Troponin T is a predictor of cardiac morbidity and mortality after cardiac surgery with most data examining fourth generational troponin T assays. We hypothesize that postoperative high-sensitivity troponin T (hsTnT) measured in increments of the upper limit of the norm independently predicts 30-day all-cause mortality.

METHODS:

We included consecutive patients undergoing on-pump cardiac surgery from February 2010 to March 2012 in a prospective cohort that measured hsTnT at 0600 of the first and second postoperative day. Our primary end point was 30-day, all-cause mortality. The secondary end point was 12-month, all-cause mortality in patients surviving the first 30 days. We divided hsTnT into 5 predetermined categorizes based on the upper limit of the norm (ULN). We used Cox regression to examine an association of hsTnT independent of the EuroSCORE II at both 30 days as well as at 12 months in patients surviving the first 30 days.
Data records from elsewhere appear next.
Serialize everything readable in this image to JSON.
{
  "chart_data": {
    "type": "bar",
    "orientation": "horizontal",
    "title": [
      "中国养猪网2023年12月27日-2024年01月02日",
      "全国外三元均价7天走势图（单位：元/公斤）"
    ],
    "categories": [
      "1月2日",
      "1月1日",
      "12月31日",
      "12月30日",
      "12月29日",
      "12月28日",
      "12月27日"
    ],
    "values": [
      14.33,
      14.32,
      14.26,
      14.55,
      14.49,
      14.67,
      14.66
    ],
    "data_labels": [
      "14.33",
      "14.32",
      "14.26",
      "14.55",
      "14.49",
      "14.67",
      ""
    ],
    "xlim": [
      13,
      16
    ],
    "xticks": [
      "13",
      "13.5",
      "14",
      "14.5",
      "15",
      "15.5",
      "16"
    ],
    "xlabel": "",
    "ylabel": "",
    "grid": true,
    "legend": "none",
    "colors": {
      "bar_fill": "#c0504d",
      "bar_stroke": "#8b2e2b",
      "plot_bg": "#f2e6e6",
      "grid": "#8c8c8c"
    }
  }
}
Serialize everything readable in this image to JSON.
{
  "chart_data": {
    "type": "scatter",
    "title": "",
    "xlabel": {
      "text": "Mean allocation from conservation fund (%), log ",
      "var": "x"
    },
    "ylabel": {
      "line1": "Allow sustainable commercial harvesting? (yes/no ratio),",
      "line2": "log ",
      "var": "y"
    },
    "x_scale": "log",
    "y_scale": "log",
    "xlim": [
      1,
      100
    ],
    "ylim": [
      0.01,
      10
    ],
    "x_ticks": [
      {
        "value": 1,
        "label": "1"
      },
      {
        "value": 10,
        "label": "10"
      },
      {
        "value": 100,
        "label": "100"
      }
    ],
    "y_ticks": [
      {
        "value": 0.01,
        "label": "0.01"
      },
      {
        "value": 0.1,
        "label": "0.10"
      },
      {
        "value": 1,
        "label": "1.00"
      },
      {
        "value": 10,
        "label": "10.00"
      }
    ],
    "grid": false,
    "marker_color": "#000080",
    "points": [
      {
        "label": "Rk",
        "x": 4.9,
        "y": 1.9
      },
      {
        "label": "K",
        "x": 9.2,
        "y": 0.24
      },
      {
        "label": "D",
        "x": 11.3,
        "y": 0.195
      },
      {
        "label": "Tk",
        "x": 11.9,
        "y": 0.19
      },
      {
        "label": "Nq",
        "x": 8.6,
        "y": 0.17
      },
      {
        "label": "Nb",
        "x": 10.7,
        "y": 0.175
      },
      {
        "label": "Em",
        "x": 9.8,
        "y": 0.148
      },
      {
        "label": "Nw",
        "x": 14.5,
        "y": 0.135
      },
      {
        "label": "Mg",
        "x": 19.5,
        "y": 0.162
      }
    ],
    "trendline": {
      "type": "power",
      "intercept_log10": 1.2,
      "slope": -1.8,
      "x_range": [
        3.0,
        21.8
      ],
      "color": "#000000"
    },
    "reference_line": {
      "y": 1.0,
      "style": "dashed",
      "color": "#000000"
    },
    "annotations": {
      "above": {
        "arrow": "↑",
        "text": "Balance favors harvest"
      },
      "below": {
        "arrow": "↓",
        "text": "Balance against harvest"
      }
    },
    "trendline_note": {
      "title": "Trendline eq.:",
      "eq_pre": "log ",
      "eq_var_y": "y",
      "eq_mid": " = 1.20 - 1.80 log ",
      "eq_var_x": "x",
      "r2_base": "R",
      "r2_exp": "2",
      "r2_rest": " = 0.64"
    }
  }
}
We assessed the area under the receiver operating characteristics curve and the net reassignment improvement for examining the benefit of adding of hsTnT to the EuroSCORE II for prognostication and restratification of 30-day, all-cause mortality.

RESULTS:

We included 1122 of 1155 eligible patients (75% male; mean age 66 ± 11 years). We observed 58 (5.2%) deaths at 30 days and another 35 (3.4%) deaths at 12 months in patients surviving 30 days. HsTnT categorized by ULN exhibited a graded response for the mortality. Furthermore, hsTnT remained an independent predictor of all-cause mortality at 30 days (adjusted hazard ratio 1.019 [1.014–1.024] per 10-fold increase in ULN) as well as at 12 months (adjusted hazard ratio 1.019 [1.007–1.032]) in patients surviving the first 30 days. The addition of hsTnT to the EuroSCORE II significantly increased the area under the receiver operating characteristics curve (area under curve: 0.816 [95% confidence interval, 0.754–0.878] versus area under curve: 0.870 [95% confidence interval, 0.822–0.917], respectively; P = .012). Finally, adding hsTnT to the EuroSCORE II improved restratification by the net reassignment improvement, primarily by improving rule-out of events.

CONCLUSIONS:

This analysis suggests that, similar to previous assays, higher postoperative concentrations of hsTnT are independently associated with all-cause mortality in patients undergoing on-pump cardiac surgery.